Restaurants have listed prices on food delivery platforms which are on average 10% higher than their in-house menu prices, a report by brokerage firm Jefferies has found. The report said that these price hikes had been prompted because Zomato and Swiggy had begun charging restaurants higher charges and commissions. The brokerage surveyed 80 restaurants in the top eight cities, and comparing their online and offline prices.
“Profitability focus has prompted food-tech companies such as Zomato and Swiggy to increase take-rate (take-out fee), which in turn has prompted restaurants towards different pricing.
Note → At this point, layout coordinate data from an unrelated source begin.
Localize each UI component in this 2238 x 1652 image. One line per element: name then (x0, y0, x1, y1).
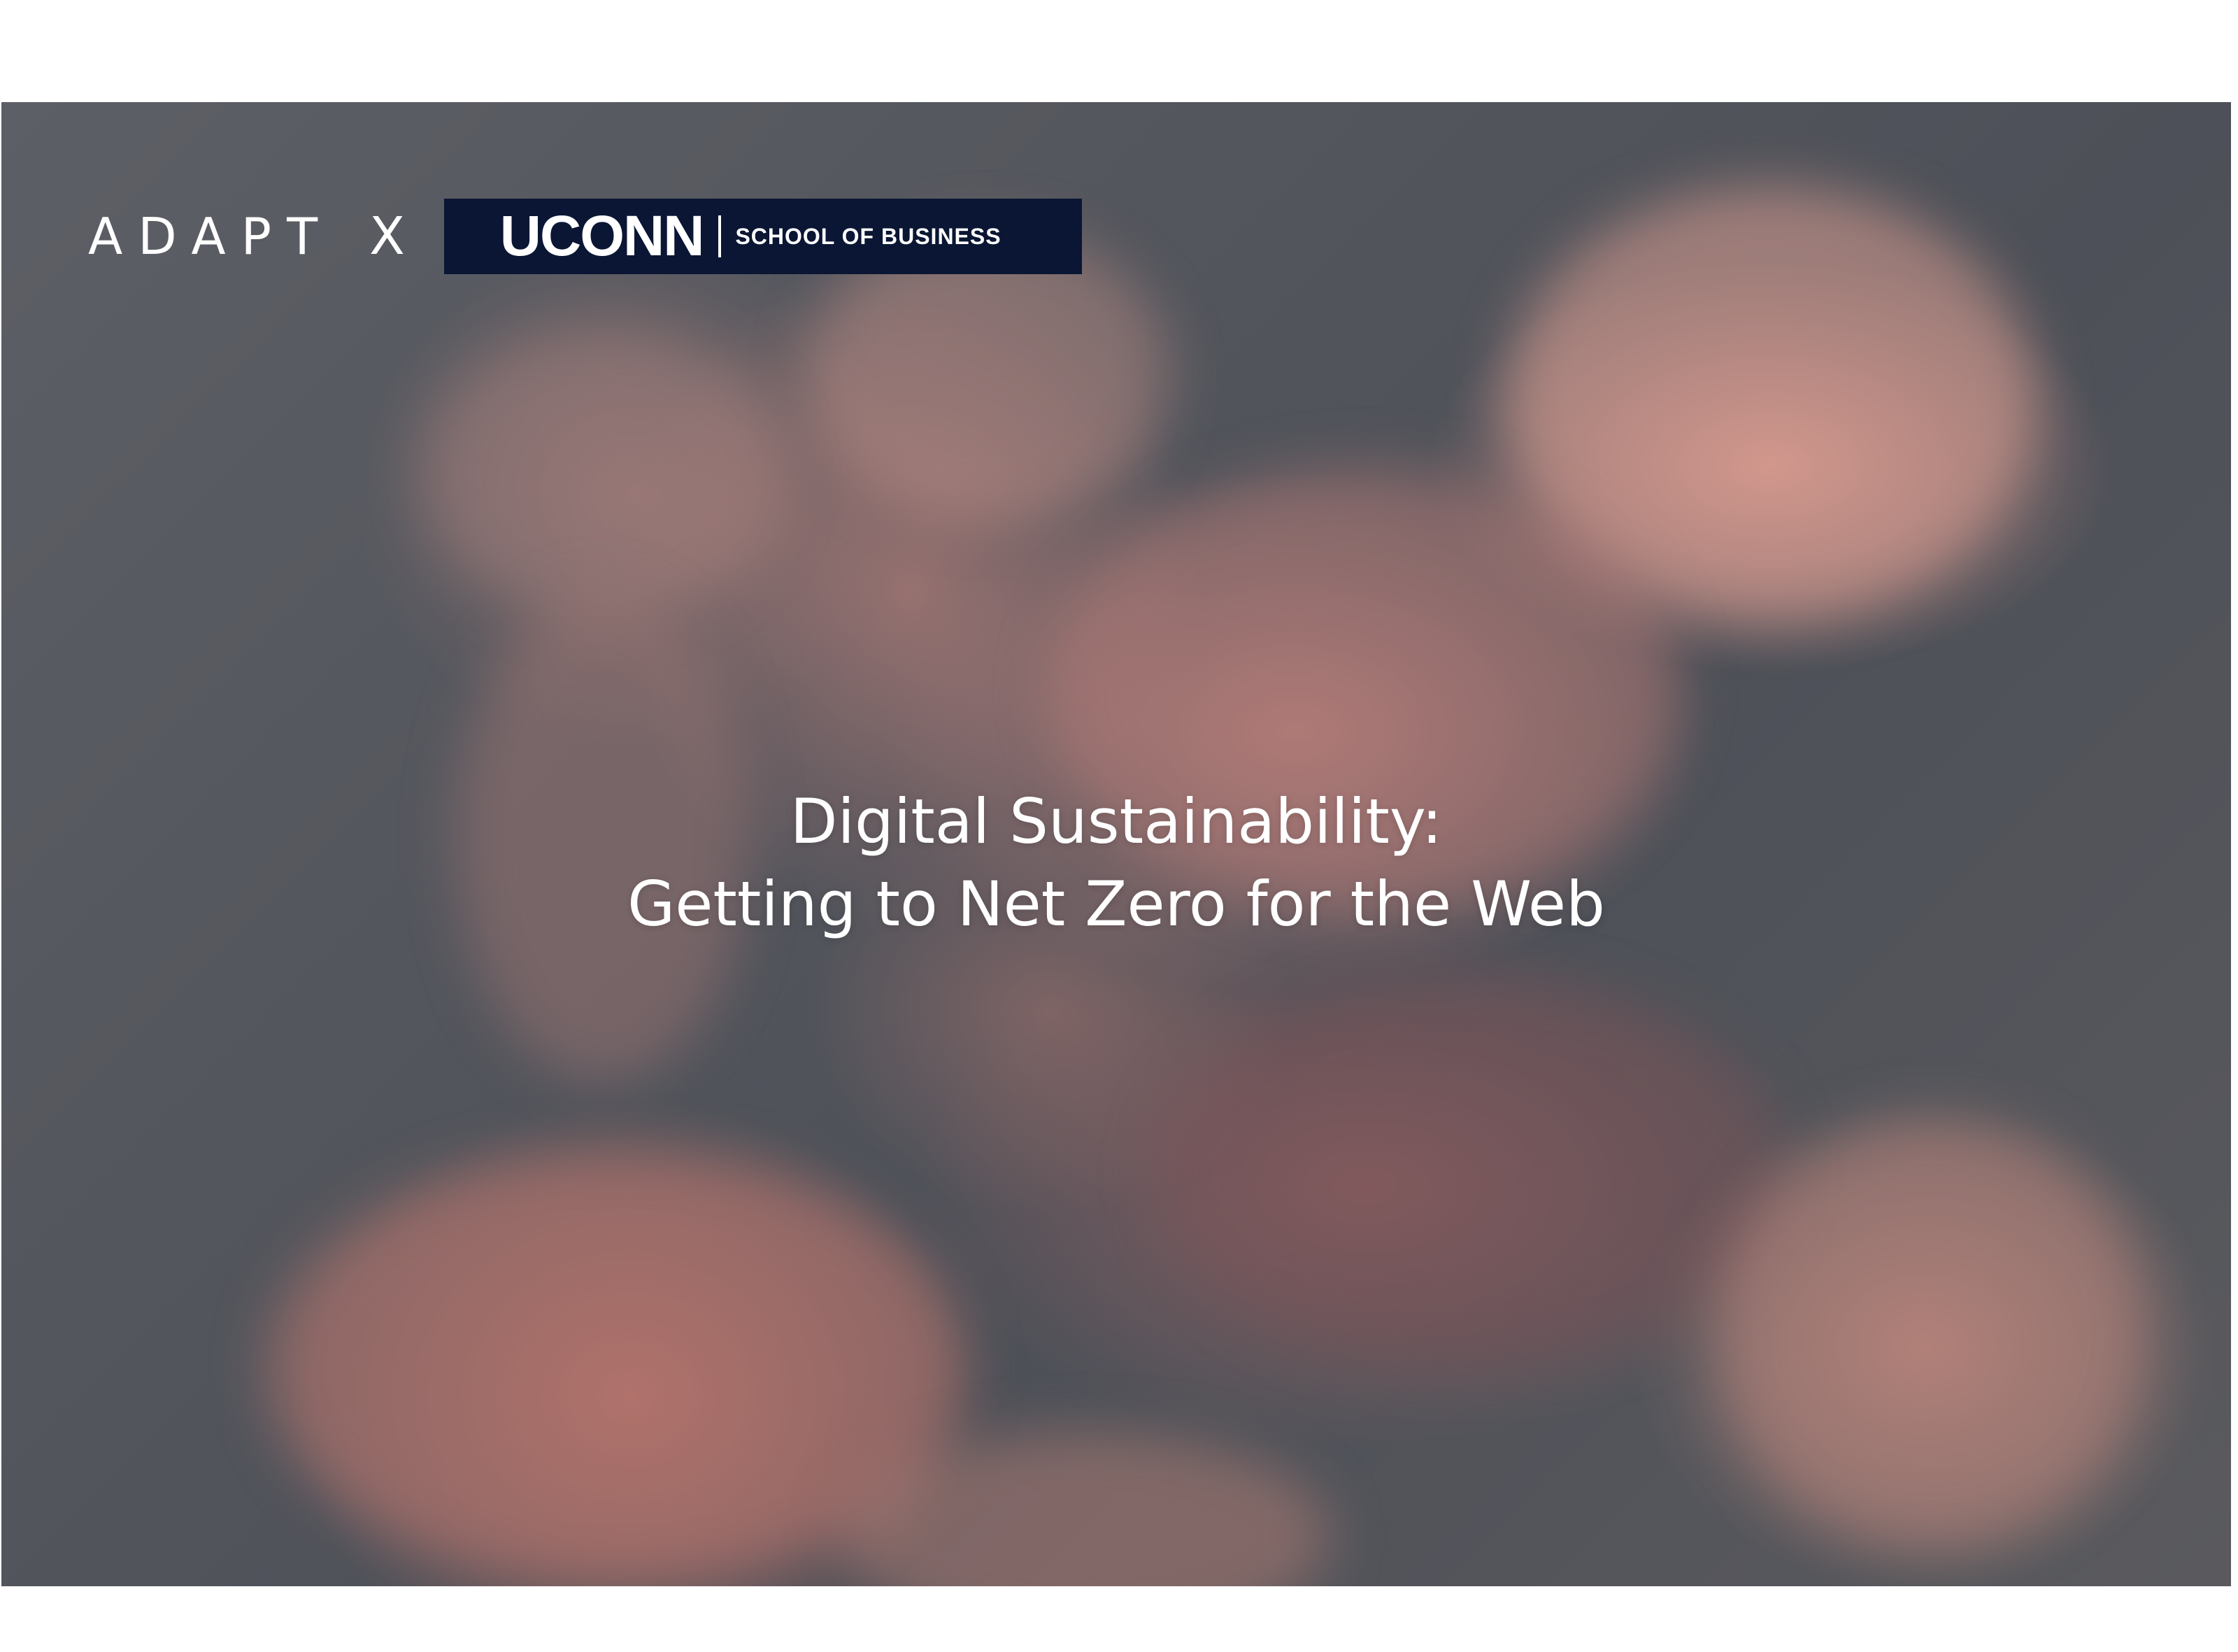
uconn-divider (718, 215, 722, 257)
cloud-shape (421, 326, 785, 620)
title-line-2: Getting to Net Zero for the Web (627, 868, 1605, 940)
uconn-logo: UCONN SCHOOL OF BUSINESS (443, 199, 1082, 274)
uconn-wordmark: UCONN (499, 204, 705, 268)
cloud-shape (1155, 976, 1785, 1368)
title-line-1: Digital Sustainability: (790, 785, 1443, 857)
adapt-logo: ADAPT (88, 207, 334, 266)
page: ADAPT X UCONN SCHOOL OF BUSINESS Digital… (0, 0, 2238, 1652)
collaboration-separator: X (369, 206, 405, 266)
slide-title: Digital Sustainability: Getting to Net Z… (1, 781, 2231, 946)
cloud-shape (1715, 1116, 2148, 1550)
uconn-school-name: SCHOOL OF BUSINESS (735, 224, 1002, 249)
partner-logos: ADAPT X UCONN SCHOOL OF BUSINESS (88, 199, 1082, 274)
slide-hero: ADAPT X UCONN SCHOOL OF BUSINESS Digital… (1, 102, 2231, 1586)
Packing and delivery charges remain on the up and up,” the note said.
For the survey, Jefferies made 240 orders from a mix of quick service restaurants, full service restaurants, cafes and ice cream parlors. These orders ranged from Rs. 120 to Rs. 2800. Jefferies found that 80% of restaurants had differential pricing for online and offline orders, with higher prices being for online orders.
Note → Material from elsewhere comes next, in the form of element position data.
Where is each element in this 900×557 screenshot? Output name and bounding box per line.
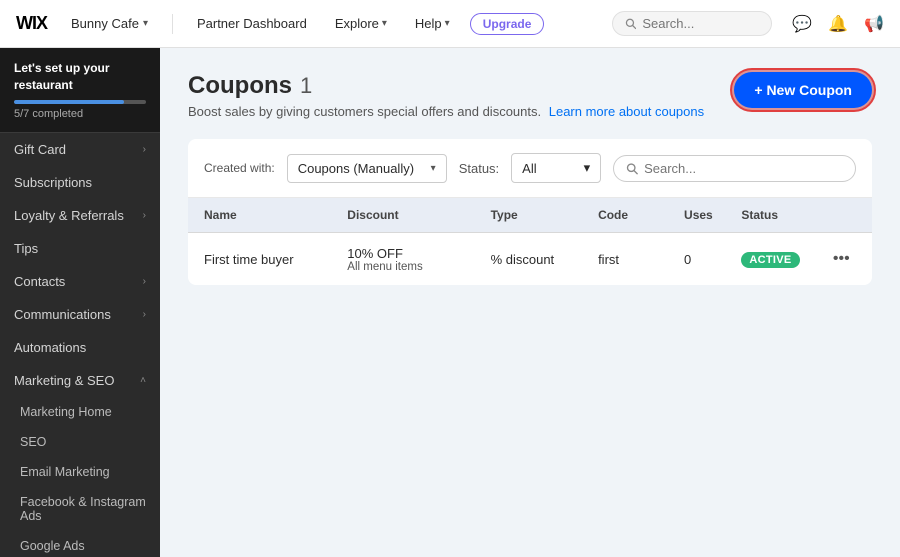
- sidebar-item-fb-instagram[interactable]: Facebook & Instagram Ads: [0, 487, 160, 531]
- coupon-uses: 0: [684, 252, 741, 267]
- col-uses: Uses: [684, 208, 741, 222]
- sidebar-progress-text: 5/7 completed: [14, 108, 146, 120]
- main-layout: Let's set up your restaurant 5/7 complet…: [0, 48, 900, 557]
- global-search-input[interactable]: [642, 16, 759, 31]
- nav-explore[interactable]: Explore ▾: [327, 12, 395, 35]
- sidebar-setup: Let's set up your restaurant 5/7 complet…: [0, 48, 160, 133]
- coupon-code: first: [598, 252, 684, 267]
- filter-row: Created with: Coupons (Manually) ▾ Statu…: [188, 139, 872, 198]
- col-code: Code: [598, 208, 684, 222]
- sidebar-chevron-contacts: ›: [143, 276, 146, 287]
- sidebar-item-google-ads[interactable]: Google Ads: [0, 531, 160, 557]
- search-icon: [625, 17, 636, 30]
- site-name-label: Bunny Cafe: [71, 16, 139, 31]
- sidebar-item-tips[interactable]: Tips: [0, 232, 160, 265]
- page-title-count: 1: [300, 73, 312, 99]
- sidebar-item-marketing-home[interactable]: Marketing Home: [0, 397, 160, 427]
- col-name: Name: [204, 208, 347, 222]
- nav-help-label: Help: [415, 16, 442, 31]
- site-name-dropdown[interactable]: Bunny Cafe ▾: [63, 12, 156, 35]
- sidebar-item-gift-card[interactable]: Gift Card ›: [0, 133, 160, 166]
- page-title: Coupons: [188, 72, 292, 100]
- content-area: Coupons 1 Boost sales by giving customer…: [160, 48, 900, 557]
- chat-icon[interactable]: 💬: [792, 14, 812, 34]
- sidebar-item-subscriptions[interactable]: Subscriptions: [0, 166, 160, 199]
- status-badge: ACTIVE: [741, 252, 799, 268]
- sidebar-item-email-marketing[interactable]: Email Marketing: [0, 457, 160, 487]
- sidebar-item-loyalty[interactable]: Loyalty & Referrals ›: [0, 199, 160, 232]
- coupon-search-bar[interactable]: [613, 155, 856, 182]
- created-with-chevron: ▾: [431, 163, 436, 174]
- page-subtitle: Boost sales by giving customers special …: [188, 104, 704, 119]
- nav-help[interactable]: Help ▾: [407, 12, 458, 35]
- sidebar-chevron-loyalty: ›: [143, 210, 146, 221]
- bell-icon[interactable]: 🔔: [828, 14, 848, 34]
- coupon-type: % discount: [491, 252, 598, 267]
- new-coupon-button[interactable]: + New Coupon: [734, 72, 872, 108]
- page-header: Coupons 1 Boost sales by giving customer…: [188, 72, 872, 119]
- status-chevron: ▾: [584, 160, 591, 176]
- page-title-row: Coupons 1: [188, 72, 704, 100]
- sidebar-item-contacts[interactable]: Contacts ›: [0, 265, 160, 298]
- created-with-label: Created with:: [204, 161, 275, 175]
- status-label: Status:: [459, 161, 499, 176]
- nav-partner-dashboard[interactable]: Partner Dashboard: [189, 12, 315, 35]
- col-type: Type: [491, 208, 598, 222]
- nav-icons: 💬 🔔 📢: [792, 14, 884, 34]
- sidebar-chevron-communications: ›: [143, 309, 146, 320]
- status-select[interactable]: All ▾: [511, 153, 601, 183]
- top-nav: WIX Bunny Cafe ▾ Partner Dashboard Explo…: [0, 0, 900, 48]
- megaphone-icon[interactable]: 📢: [864, 14, 884, 34]
- table-row: First time buyer 10% OFF All menu items …: [188, 233, 872, 285]
- nav-help-chevron: ▾: [445, 18, 450, 29]
- coupons-table-container: Created with: Coupons (Manually) ▾ Statu…: [188, 139, 872, 285]
- sidebar: Let's set up your restaurant 5/7 complet…: [0, 48, 160, 557]
- upgrade-button[interactable]: Upgrade: [470, 13, 545, 35]
- sidebar-item-marketing-seo[interactable]: Marketing & SEO ˄: [0, 364, 160, 397]
- coupon-name: First time buyer: [204, 252, 347, 267]
- sidebar-item-communications[interactable]: Communications ›: [0, 298, 160, 331]
- page-title-section: Coupons 1 Boost sales by giving customer…: [188, 72, 704, 119]
- created-with-select[interactable]: Coupons (Manually) ▾: [287, 154, 447, 183]
- sidebar-progress-fill: [14, 100, 124, 104]
- sidebar-item-automations[interactable]: Automations: [0, 331, 160, 364]
- sidebar-chevron-gift-card: ›: [143, 144, 146, 155]
- sidebar-item-seo[interactable]: SEO: [0, 427, 160, 457]
- coupon-search-input[interactable]: [644, 161, 843, 176]
- table-header: Name Discount Type Code Uses Status: [188, 198, 872, 233]
- col-actions: [827, 208, 856, 222]
- global-search-bar[interactable]: [612, 11, 772, 36]
- col-discount: Discount: [347, 208, 490, 222]
- sidebar-progress-bar: [14, 100, 146, 104]
- nav-divider: [172, 14, 173, 34]
- nav-explore-label: Explore: [335, 16, 379, 31]
- wix-logo: WIX: [16, 13, 47, 34]
- coupon-more-button[interactable]: •••: [827, 245, 855, 273]
- col-status: Status: [741, 208, 827, 222]
- nav-explore-chevron: ▾: [382, 18, 387, 29]
- sidebar-chevron-marketing: ˄: [140, 375, 146, 386]
- learn-more-link[interactable]: Learn more about coupons: [549, 104, 704, 119]
- coupons-table: Name Discount Type Code Uses Status Firs…: [188, 198, 872, 285]
- site-name-chevron: ▾: [143, 18, 148, 29]
- coupon-search-icon: [626, 162, 638, 175]
- coupon-status: ACTIVE: [741, 251, 827, 268]
- sidebar-setup-title: Let's set up your restaurant: [14, 60, 146, 94]
- coupon-discount: 10% OFF All menu items: [347, 246, 490, 273]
“At food delivery platforms, 80% of restaurants have set menu pricing which is higher than the printed menu price for dine-in. More than half of these restaurants charge a premium of less than 10%, with the average being 10-11%. However, about 20% of them charge a premium that exceeds 30% for printed (online) menu pricing; We also saw a few instances of premium being more than 40%,” the report said.
The report found that QSR chains also had higher prices on third-party platforms than on their dine-in menus — Subway had hiked prices by 10-15%, KFC by 10%, Pizza Hut by 5-6% and Domino’s by 4%. The one exception to this was ice-cream parlours, which had lower prices for deliveries than for dine-in.
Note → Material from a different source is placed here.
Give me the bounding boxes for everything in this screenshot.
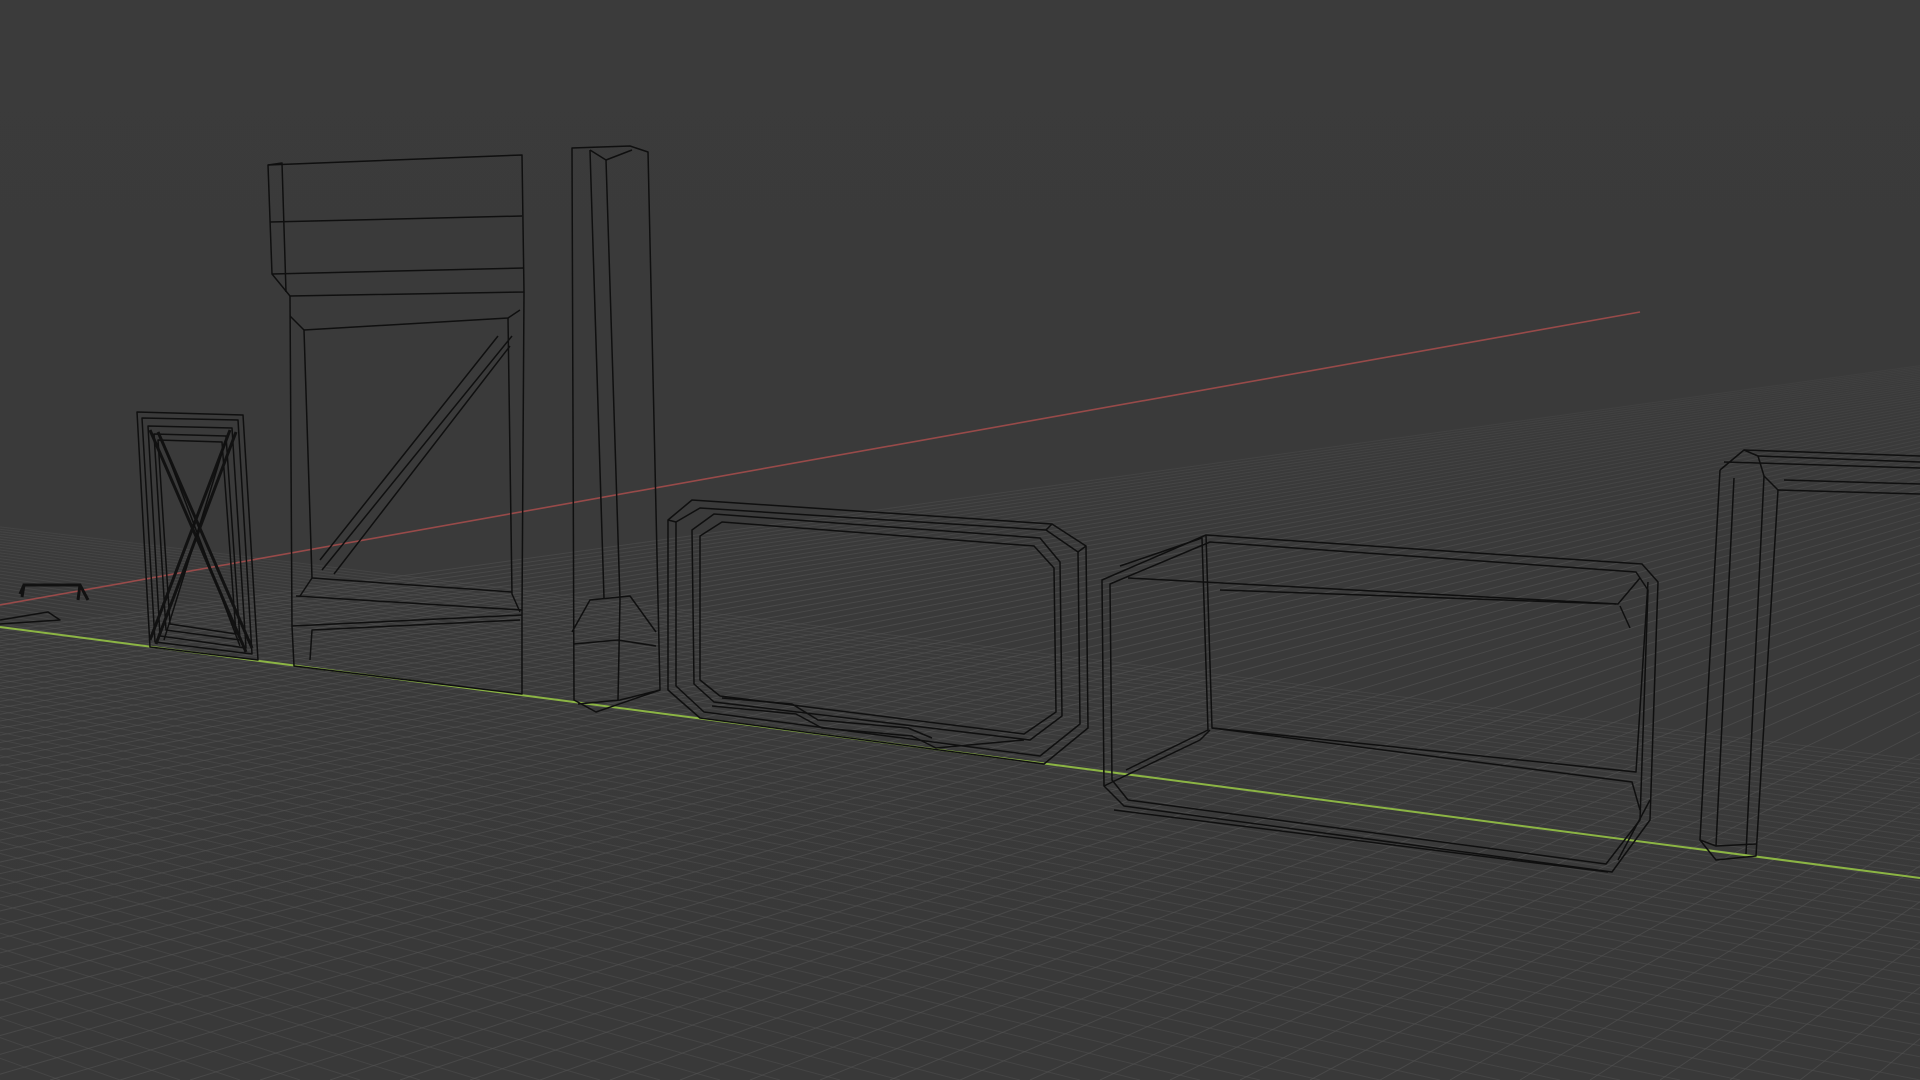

And higher item prices aren’t the only premium that customers pay while ordering in. About half of the restaurants also charge a packing fee, which is 4-5% of the bill. In addition, the platform also charges customers a delivery fee, which again takes an estimated 13% of the total cost. “Put together, delivery orders cost an average of 27-28% more before discounts,” analysts said.
But even after discounts, ordering in is significantly more expensive than ordering at restaurants. Jefferies suggests that the platforms offer an average discount of 11%. “This brings net premium versus menu pricing to 17%,” the report said.
It had long been suspected that restaurants list high prices on platforms like Swiggy and Zomato than their in-house menus. Over the last few years, several posts have gone viral on social media, which compared restaurant bills and the prices charged by food delivery companies. In the past, Zomato has said that it is merely an intermediary, and has no control over the prices set by restaurants on its platform.
But the difference in offline and online prices could only go up in the coming years — Zomato and Swiggy continue to make hundreds of crores of losses, and will likely need to charge an even higher fee from restaurants to eventually make money. This will prompt restaurants to raise prices even further, further accentuating the differences between offline and online prices. And there might be a limit to how high these prices can go — at some point, customers might prefer simply visiting their favourite restaurants in person than ordering online. It remains to be seen where food delivery prices eventually end up, but the prices at which customers continue to bite will likely determine if India’s multibillion-dollar food delivery industry ever ends up making any money in the long run.